I just watched the movie "Two Weeks". Movies about death make me cry now. I'm not sure when I changed. As a child and teenager they didn't make me cry. I think it's because I can relate to them more now.
This movie is about a mom that is dying. She has cancer and the things that she and the family go through in the process of her death. Knowing people who have had parents die, seeing my own mom vulneerable with her heart problems, having kids of my own, death is more real to me now then it was 20 years ago. Maybe I'm stating this incorrectly. I don't know that death is more real to me, but the loss of life is closer to home.

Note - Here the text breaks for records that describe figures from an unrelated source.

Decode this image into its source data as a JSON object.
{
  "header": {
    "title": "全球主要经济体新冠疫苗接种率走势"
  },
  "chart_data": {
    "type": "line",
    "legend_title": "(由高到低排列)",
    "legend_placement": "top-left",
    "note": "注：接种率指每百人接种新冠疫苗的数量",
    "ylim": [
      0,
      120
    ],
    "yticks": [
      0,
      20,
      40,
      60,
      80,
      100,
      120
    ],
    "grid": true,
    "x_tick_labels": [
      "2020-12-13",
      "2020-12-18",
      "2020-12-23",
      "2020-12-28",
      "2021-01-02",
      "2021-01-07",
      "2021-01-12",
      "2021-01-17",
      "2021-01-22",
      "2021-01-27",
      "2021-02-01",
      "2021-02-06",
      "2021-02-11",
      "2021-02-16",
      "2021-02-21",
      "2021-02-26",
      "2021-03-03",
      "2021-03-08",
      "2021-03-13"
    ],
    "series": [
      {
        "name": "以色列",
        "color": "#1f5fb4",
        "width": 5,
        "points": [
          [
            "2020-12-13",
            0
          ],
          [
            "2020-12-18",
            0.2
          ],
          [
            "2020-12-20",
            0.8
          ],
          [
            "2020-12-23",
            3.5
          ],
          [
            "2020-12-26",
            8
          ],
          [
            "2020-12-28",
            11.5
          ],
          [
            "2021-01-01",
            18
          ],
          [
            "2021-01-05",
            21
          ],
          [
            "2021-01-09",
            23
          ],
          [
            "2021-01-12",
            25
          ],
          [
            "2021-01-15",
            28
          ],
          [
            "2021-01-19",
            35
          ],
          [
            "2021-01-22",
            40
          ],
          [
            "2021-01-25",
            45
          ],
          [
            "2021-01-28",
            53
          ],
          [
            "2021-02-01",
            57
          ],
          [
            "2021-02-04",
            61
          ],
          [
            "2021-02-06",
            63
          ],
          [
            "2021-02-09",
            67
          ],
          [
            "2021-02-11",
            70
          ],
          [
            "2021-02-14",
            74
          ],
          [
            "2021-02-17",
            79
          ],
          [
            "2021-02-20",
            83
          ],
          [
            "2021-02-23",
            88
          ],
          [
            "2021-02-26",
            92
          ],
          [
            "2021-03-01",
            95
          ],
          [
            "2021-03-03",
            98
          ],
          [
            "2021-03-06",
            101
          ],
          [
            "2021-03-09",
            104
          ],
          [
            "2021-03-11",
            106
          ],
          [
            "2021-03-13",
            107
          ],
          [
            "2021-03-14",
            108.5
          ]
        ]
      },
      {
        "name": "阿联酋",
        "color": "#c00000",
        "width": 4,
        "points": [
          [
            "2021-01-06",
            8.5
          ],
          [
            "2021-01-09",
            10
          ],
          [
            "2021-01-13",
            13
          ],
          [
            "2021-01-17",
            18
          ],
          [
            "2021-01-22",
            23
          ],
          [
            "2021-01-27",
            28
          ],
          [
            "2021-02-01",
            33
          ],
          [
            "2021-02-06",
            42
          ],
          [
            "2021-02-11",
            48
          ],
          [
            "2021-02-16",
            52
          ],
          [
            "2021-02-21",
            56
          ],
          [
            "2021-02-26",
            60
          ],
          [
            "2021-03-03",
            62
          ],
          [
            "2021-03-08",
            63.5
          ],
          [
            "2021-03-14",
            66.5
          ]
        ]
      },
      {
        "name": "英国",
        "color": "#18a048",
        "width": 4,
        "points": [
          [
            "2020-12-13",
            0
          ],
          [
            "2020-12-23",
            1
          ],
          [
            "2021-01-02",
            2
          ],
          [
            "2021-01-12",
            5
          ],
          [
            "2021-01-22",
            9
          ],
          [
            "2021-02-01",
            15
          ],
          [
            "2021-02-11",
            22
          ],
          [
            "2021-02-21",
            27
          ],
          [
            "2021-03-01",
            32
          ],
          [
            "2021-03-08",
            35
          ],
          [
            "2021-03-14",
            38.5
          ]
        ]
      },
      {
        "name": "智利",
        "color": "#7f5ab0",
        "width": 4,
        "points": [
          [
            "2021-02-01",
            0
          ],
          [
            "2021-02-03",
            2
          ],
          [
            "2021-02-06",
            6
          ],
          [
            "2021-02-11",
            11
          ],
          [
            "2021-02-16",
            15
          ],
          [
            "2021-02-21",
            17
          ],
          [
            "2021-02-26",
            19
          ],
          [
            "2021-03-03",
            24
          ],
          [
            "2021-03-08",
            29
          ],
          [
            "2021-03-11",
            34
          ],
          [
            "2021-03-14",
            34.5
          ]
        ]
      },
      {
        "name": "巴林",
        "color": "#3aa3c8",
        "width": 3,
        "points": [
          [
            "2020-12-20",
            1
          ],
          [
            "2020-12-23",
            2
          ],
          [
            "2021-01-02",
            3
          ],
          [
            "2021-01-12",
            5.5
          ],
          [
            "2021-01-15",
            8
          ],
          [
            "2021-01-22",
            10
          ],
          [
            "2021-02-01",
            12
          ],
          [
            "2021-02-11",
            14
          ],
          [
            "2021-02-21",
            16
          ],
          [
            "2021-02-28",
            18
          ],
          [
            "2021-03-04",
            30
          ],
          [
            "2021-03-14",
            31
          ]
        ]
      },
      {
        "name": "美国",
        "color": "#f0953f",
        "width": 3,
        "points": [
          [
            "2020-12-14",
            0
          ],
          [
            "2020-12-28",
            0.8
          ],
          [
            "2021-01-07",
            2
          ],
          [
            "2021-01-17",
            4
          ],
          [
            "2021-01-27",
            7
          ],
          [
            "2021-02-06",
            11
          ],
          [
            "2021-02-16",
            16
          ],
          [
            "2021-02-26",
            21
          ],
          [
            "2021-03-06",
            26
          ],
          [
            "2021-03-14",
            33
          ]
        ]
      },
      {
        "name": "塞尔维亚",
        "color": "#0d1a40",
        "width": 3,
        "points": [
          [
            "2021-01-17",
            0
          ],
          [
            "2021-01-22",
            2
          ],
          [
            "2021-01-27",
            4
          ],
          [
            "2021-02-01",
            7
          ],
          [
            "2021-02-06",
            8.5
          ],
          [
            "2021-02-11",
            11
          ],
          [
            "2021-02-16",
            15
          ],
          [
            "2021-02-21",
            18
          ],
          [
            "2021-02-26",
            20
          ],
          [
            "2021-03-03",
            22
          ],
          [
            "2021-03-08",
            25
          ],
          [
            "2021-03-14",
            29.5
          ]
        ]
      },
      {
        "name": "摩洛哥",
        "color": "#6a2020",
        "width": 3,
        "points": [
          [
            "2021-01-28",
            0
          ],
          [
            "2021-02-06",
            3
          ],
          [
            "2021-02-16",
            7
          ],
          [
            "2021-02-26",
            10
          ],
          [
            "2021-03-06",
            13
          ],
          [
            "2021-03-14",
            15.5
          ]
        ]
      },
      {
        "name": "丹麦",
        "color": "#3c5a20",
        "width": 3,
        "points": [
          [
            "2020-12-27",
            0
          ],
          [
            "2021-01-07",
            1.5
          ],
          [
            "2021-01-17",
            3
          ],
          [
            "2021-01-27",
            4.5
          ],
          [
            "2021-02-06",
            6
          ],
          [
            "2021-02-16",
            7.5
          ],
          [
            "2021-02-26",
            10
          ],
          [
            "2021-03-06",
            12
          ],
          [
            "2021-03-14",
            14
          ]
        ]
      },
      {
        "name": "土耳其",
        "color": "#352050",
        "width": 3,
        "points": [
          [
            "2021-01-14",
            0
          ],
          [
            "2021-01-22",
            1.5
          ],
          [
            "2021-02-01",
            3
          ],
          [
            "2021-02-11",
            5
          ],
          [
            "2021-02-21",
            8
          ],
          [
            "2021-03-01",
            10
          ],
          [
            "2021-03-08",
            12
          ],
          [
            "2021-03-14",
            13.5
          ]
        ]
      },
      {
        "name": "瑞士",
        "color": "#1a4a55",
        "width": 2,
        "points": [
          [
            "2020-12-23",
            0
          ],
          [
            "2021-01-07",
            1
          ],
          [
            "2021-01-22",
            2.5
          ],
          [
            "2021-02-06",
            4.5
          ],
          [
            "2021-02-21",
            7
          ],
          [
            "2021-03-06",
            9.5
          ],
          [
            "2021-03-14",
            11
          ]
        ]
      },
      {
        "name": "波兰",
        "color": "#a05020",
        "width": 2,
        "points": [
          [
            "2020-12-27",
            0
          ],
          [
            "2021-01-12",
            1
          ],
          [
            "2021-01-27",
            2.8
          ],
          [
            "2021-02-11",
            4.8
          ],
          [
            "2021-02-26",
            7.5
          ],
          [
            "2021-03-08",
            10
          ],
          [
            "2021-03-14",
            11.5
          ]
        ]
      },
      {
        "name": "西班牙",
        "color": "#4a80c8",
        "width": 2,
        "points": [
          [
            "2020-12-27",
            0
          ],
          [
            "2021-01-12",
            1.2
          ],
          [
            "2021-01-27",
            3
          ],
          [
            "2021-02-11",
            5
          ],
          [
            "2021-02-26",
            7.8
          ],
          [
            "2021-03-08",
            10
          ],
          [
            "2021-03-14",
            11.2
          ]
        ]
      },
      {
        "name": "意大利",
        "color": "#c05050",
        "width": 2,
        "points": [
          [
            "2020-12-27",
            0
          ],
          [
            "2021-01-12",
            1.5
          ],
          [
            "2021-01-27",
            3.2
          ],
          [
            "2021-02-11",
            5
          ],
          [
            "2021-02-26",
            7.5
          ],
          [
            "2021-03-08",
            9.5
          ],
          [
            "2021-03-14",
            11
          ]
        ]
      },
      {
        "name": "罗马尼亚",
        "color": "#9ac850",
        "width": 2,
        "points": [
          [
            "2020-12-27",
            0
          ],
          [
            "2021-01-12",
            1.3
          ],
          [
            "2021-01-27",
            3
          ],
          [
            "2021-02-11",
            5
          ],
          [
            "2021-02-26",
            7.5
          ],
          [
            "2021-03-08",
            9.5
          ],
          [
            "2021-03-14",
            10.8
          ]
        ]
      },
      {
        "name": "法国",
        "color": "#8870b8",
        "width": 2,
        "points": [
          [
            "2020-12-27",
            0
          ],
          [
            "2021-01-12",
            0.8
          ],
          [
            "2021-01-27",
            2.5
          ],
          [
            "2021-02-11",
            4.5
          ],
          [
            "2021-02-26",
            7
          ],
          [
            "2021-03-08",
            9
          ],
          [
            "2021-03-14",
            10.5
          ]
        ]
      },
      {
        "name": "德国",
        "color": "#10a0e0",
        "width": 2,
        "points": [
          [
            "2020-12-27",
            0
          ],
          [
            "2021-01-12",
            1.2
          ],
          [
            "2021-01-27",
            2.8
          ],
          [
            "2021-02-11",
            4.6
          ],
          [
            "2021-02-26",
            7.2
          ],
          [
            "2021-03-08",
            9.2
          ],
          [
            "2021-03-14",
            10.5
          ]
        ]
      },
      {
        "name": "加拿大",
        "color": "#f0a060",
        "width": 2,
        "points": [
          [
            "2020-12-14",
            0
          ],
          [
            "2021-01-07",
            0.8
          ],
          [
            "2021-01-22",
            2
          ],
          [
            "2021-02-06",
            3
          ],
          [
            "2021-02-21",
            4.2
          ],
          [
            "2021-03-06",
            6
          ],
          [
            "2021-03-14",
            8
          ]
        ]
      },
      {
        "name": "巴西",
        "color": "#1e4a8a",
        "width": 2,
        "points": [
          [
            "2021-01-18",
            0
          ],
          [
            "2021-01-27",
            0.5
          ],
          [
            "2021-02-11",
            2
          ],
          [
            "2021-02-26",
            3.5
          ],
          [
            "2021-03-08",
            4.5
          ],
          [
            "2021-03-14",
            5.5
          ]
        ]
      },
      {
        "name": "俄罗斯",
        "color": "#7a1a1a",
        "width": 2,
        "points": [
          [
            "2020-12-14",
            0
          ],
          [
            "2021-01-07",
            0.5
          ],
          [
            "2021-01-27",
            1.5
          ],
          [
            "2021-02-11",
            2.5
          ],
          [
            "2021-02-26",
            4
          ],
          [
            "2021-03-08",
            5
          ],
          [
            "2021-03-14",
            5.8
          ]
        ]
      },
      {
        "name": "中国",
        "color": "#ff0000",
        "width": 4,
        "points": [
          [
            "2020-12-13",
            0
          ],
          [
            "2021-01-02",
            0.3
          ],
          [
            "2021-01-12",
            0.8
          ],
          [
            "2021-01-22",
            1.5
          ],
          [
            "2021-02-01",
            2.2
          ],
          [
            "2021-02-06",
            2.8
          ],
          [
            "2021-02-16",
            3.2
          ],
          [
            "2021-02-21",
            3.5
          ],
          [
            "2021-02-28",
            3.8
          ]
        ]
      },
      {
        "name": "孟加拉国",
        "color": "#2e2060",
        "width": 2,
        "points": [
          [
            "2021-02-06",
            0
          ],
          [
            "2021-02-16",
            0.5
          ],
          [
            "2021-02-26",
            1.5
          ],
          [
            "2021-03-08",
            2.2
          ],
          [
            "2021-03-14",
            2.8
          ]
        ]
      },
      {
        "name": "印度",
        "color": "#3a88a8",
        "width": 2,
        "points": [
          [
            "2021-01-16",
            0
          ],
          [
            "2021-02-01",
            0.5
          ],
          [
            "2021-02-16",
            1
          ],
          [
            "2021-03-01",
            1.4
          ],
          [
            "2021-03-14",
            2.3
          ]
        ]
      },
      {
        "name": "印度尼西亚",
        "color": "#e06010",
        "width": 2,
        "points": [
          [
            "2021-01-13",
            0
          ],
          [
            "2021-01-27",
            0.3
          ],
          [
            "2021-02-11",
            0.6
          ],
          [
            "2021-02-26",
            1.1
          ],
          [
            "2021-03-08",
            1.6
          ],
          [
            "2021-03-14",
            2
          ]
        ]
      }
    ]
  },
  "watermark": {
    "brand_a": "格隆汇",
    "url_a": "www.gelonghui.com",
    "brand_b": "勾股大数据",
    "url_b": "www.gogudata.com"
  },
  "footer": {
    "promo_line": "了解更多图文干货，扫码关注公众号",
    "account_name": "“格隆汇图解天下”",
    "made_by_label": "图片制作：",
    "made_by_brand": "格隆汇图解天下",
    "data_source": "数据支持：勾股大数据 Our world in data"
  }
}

I guess I feel closer to people in general now, but especially to my mom and my children. So watching this movie made me think of how my siblings and I would act/respond in that situation. How my own children will handle themselves in it. I don't want to die. I'd like to live till Jesus comes. I haven't always felt that way either. I don't know what's gotten into me. My guess, old age. :) I've been told for years "someday you'll understand." "Someday, you'll see." "Someday." I guess I have a few less "somedays" left then before.
1 comment:
I've actually started thinking a lot more about mortality as well as of late. The more people I know who die the more real it becomes.
I don't know how I would handle it if I found out I only had a few weeks to live or if someone I was very close to did. I can imagine that it would really reset my priorities if I did, though.